In fact, many student loan holders report not fully understanding what they are getting themselves into when taking out student loans, with just 43% saying they tried to estimate monthly payments before borrowing, according to the report. the foundation’s “National Financial Capability Study”. ”

There are now 45 million borrowers who owe nearly $ 1.6 trillion in student loan debt in the United States. School loans are now the second category of consumer debt, higher than credit cards and car loans, according to the Federal Reserve. Only mortgage debt is higher.

The results come as no surprise to Daniel T. Kirsch, author of the book Sold My Soul for a Student Loan.

“We encourage everyone to go into debt and call it ‘good debt’,” Kirsch said. He suggests advising borrowers that debt is not good if their degree does not lead to a job where they can eventually earn enough to pay off the loan.

One way to do this is to limit student loan borrowing so that future monthly payments don’t consume more than 10% of after-tax take-home pay, he said. By this standard, a graduate who expects to earn $ 50,000 a year could afford a monthly payment of around $ 279. At the current federal undergraduate student loan interest rate of 4.53%, this payment would support college debt by about $ 26,800.

Average student loan debt for Class of 2018 members is higher, reaching $ 29,200, a 2% increase from the previous year, according to the Institute for College Access and Success. The average payment for a student loan is $ 393 per month.

To give borrowers temporary relief during the pandemic and the extended shutdown, the U.S. Department of Education extended President Donald Trump’s executive order suspending federal student loan payments until the end of the year and clarified that borrowers with loans held by the federal agency will have their payments automatically suspended until December 31 with no penalty or accumulation of interest.

Education Department officials have also said they plan to extend the CARES law’s hiatus on collecting delinquent federal student loans until the end of the year. They will not seek to seize the salaries, tax refunds or Social Security benefits of those in default of their student loans held by the federal government.

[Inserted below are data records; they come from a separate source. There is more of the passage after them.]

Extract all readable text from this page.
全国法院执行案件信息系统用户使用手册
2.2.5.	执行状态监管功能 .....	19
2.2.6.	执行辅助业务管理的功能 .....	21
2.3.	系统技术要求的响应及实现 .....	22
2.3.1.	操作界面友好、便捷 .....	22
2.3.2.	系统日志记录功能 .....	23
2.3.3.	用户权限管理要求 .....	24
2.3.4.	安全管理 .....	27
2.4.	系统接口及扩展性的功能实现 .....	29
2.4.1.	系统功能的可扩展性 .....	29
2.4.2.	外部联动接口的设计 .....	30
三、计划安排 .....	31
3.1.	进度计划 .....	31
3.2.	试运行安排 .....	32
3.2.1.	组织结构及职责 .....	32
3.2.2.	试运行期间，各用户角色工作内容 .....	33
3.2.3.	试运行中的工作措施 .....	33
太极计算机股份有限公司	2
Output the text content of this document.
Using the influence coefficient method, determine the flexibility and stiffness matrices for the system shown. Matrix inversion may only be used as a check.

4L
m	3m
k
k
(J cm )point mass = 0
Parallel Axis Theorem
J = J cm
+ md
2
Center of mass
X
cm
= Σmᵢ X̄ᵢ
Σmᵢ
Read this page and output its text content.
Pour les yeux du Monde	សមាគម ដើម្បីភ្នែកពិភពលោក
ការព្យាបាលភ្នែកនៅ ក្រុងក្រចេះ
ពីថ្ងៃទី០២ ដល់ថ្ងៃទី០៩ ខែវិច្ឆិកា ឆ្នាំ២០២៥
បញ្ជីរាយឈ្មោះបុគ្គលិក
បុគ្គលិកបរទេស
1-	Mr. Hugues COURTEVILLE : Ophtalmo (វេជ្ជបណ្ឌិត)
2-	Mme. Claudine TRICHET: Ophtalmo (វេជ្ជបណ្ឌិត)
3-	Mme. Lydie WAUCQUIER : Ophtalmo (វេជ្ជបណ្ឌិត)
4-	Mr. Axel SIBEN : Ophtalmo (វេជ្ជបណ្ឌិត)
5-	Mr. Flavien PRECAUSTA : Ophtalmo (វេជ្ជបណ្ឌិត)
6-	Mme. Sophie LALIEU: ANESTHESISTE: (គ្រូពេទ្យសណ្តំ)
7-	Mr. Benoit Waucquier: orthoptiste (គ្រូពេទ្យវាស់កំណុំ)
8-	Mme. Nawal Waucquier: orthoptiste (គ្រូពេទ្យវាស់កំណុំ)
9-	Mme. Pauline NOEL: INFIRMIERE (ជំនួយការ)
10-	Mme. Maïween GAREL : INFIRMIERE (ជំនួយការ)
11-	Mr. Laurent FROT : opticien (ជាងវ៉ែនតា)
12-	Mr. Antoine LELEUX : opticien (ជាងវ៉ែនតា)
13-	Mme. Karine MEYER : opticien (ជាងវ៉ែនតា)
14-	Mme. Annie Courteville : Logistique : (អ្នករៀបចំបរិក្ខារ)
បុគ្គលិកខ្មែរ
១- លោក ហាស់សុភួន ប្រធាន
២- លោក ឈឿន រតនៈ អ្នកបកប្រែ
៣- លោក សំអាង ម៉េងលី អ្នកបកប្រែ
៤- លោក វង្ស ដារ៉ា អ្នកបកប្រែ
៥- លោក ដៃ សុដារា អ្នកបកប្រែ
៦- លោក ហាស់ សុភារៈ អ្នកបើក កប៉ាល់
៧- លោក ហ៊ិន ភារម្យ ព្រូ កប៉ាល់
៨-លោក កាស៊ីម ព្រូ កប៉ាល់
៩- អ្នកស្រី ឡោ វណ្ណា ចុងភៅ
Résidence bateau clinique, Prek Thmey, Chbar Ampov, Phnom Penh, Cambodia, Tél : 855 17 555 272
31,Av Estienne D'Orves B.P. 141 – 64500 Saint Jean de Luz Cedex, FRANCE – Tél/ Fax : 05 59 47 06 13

Ministry officials said in their statement that “any borrower whose federally-held loans default and whose employer continues to garnish their wages will receive reimbursement from those garnishments” during the extended relief period.

It’s no surprise that the most populous states have higher overall student loan debt. California, Florida, Texas and New York are among the four states with the highest total student loan outstanding among resident borrowers.